Construction and Identification of an NLR-Associated Prognostic Signature Revealing the Heterogeneous Immune Response in Skin Cutaneous Melanoma

Clin Cosmet Investig Dermatol. 2023 Jun 26:16:1623-1639. doi: 10.2147/CCID.S410723. eCollection 2023.

Authors

Yi Geng¹, Yu-Jie Sun¹, Hao Song¹, Qiu-Ju Miao¹, Yi-Fei Wang¹, Jin-Liang Qi², Xiu-Lian Xu¹, Jian-Fang Sun¹

Affiliations

¹ Institute of Dermatology, Peking Union Medical College and Chinese Academy of Medical Sciences, Nanjing, 210042, People's Republic of China.
² State Key Laboratory of Pharmaceutical Biotechnology, School of Life Sciences, Nanjing University, Nanjing, 210023, People's Republic of China.

Abstract

Background: Skin cutaneous melanoma (SKCM) is the deadliest dermatology tumor. Ongoing researches have confirmed that the NOD-like receptors (NLRs) family are crucial in driving carcinogenesis. However, the function of NLRs signaling pathway-related genes in SKCM remains unclear.
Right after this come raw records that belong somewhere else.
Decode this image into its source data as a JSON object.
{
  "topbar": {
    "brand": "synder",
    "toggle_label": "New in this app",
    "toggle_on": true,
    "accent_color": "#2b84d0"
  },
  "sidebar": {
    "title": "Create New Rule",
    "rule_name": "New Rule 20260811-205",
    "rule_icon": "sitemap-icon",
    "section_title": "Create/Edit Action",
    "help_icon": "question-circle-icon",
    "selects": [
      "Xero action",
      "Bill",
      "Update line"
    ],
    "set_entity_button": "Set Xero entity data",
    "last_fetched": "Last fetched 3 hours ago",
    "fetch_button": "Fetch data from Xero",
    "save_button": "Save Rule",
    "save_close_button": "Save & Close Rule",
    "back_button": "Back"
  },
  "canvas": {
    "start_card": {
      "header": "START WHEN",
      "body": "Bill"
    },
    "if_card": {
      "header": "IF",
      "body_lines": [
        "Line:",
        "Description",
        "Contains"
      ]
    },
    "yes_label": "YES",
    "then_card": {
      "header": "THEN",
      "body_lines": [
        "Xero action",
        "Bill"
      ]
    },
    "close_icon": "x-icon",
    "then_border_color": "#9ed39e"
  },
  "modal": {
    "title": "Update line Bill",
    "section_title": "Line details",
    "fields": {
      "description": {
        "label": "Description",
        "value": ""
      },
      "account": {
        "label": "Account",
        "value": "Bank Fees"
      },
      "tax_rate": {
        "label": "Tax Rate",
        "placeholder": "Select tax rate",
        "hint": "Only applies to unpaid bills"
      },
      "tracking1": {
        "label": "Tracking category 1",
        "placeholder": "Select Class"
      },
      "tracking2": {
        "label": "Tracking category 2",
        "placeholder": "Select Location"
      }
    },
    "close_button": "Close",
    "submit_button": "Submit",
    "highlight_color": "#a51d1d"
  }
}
Objective: To establish and identify an NLRs-related prognostic signature and to explore its predictive power for heterogeneous immune response in SKCM patients.

Methods: Establishment of the predictive signature using the NLRs-related genes by least absolute shrinkage and selection operator-Cox regression analysis (LASSO-COX algorithm). Through univariate and multivariate COX analyses, NLRs signature's independent predictive effectiveness was proven. CIBERSORT examined the comparative infiltration ratios of 22 distinct types of immune cells. RT-qPCR and immunohistochemistry implemented expression validation for critical NLRs-related prognostic genes in clinical samples.
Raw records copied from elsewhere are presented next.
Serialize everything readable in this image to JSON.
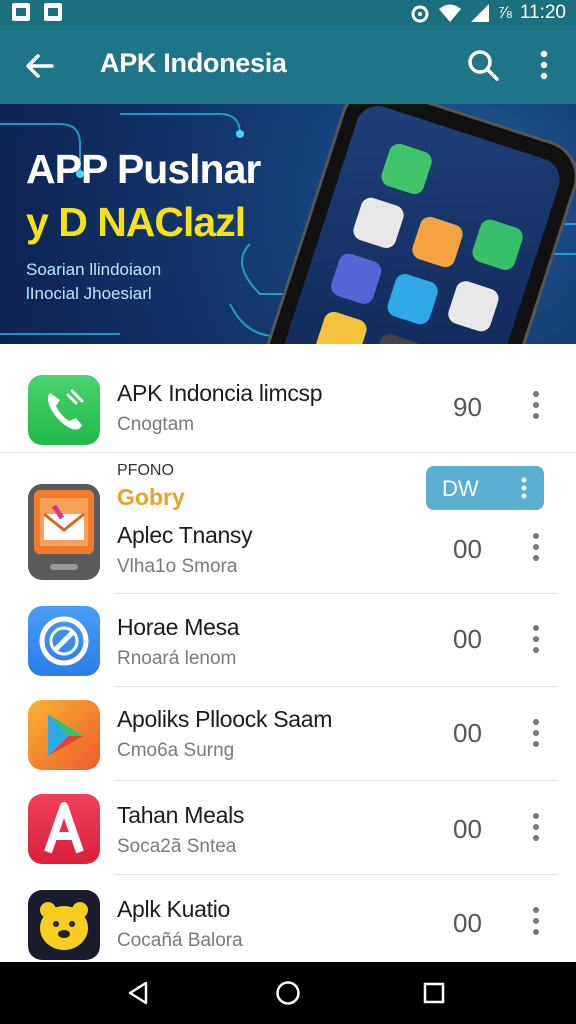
{
  "status": {
    "time": "11:20",
    "battery": "⅞"
  },
  "appbar": {
    "title": "APK Indonesia"
  },
  "banner": {
    "headline": "APP Puslnar",
    "headline2": "y D NAClazl",
    "sub1": "Soarian llindoiaon",
    "sub2": "lInocial Jhoesiarl"
  },
  "colors": {
    "appbar": "#1d7587",
    "statusbar": "#1b6f7f",
    "accent_yellow": "#f5e21a",
    "download": "#5aaed0"
  },
  "apps": [
    {
      "name": "APK Indoncia limcsp",
      "sub": "Cnogtam",
      "count": "90",
      "icon": "phone-app-icon"
    },
    {
      "category": "PFONO",
      "tag": "Gobry",
      "name": "Aplec Tnansy",
      "sub": "Vlha1o Smora",
      "count": "00",
      "action": "DW",
      "icon": "mail-app-icon"
    },
    {
      "name": "Horae Mesa",
      "sub": "Rnoará lenom",
      "count": "00",
      "icon": "compass-app-icon"
    },
    {
      "name": "Apoliks Plloock Saam",
      "sub": "Cmo6a Surng",
      "count": "00",
      "icon": "play-app-icon"
    },
    {
      "name": "Tahan Meals",
      "sub": "Soca2ã Sntea",
      "count": "00",
      "icon": "letter-a-app-icon"
    },
    {
      "name": "Aplk Kuatio",
      "sub": "Cocañá Balora",
      "count": "00",
      "icon": "bear-app-icon"
    }
  ]
}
Results: The prognostic signature, including 7 genes, was obtained by the LASSO-Cox algorithm. In TCGA and validation cohorts, SKCM patients with higher risk scores had remarkably poorer overall survival. The independent predictive role of this signature was confirmed by multivariate Cox analysis. Additionally, a graphic nomogram demonstrated that the risk score of the NLRs signature has high predictive accuracy. SKCM patients in the low-risk group revealed a distinct immune microenvironment characterized by the significantly activated inflammatory response, interferon-α/γ response, and complement pathways. Indeed, several anti-tumor immune cell types were significantly accumulated in the low-risk group, including M1 macrophage, CD8 T cell, and activated NK cell. It is worth noting that our NLRs prognostic signature could serve as one of the promising biomarkers for predicting response rates to immune checkpoint blockade (ICB) therapy. Furthermore, the results of expression validation (RT-qPCR and IHC) were consistent with the previous analysis.
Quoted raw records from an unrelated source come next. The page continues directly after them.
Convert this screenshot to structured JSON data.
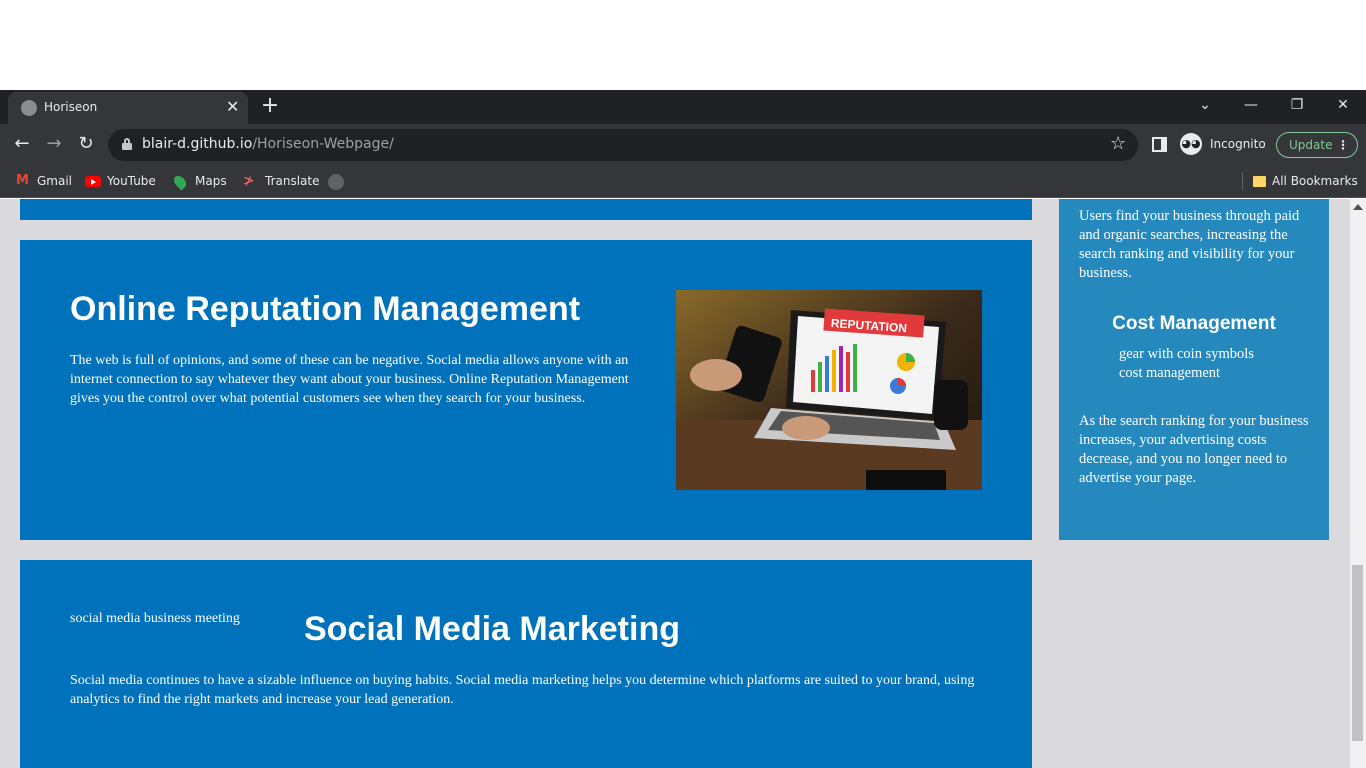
{
  "browser": {
    "tab_title": "Horiseon",
    "tab_close": "✕",
    "new_tab": "+",
    "url_host": "blair-d.github.io",
    "url_path": "/Horiseon-Webpage/",
    "incognito_label": "Incognito",
    "update_label": "Update",
    "bookmarks": [
      {
        "label": "Gmail",
        "icon": "gmail-icon"
      },
      {
        "label": "YouTube",
        "icon": "youtube-icon"
      },
      {
        "label": "Maps",
        "icon": "maps-icon"
      },
      {
        "label": "Translate",
        "icon": "translate-icon"
      },
      {
        "label": "",
        "icon": "github-icon"
      }
    ],
    "all_bookmarks_label": "All Bookmarks"
  },
  "page": {
    "orm": {
      "heading": "Online Reputation Management",
      "body": "The web is full of opinions, and some of these can be negative. Social media allows anyone with an internet connection to say whatever they want about your business. Online Reputation Management gives you the control over what potential customers see when they search for your business.",
      "image_sign": "REPUTATION"
    },
    "smm": {
      "image_alt": "social media business meeting",
      "heading": "Social Media Marketing",
      "body": "Social media continues to have a sizable influence on buying habits. Social media marketing helps you determine which platforms are suited to your brand, using analytics to find the right markets and increase your lead generation."
    },
    "aside": {
      "lead_text": "Users find your business through paid and organic searches, increasing the search ranking and visibility for your business.",
      "cost_heading": "Cost Management",
      "cost_image_alt": "gear with coin symbols cost management",
      "cost_text": "As the search ranking for your business increases, your advertising costs decrease, and you no longer need to advertise your page."
    }
  },
  "colors": {
    "section_blue": "#0072bb",
    "aside_blue": "#2589bd",
    "page_bg": "#d9d9de",
    "chrome_dark": "#202124"
  }
}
Conclusion: A promising NLRs signature with excellent predictive efficacy for SKCM was developed.

Keywords: NLR proteins; cutaneous melanoma; immune; prognosis; survival analysis.

Grants and funding

This work was supported by the National Natural Science Foundation of China (81772916, 82103470) and the Jiangsu Natural Science Foundation (BK20171132).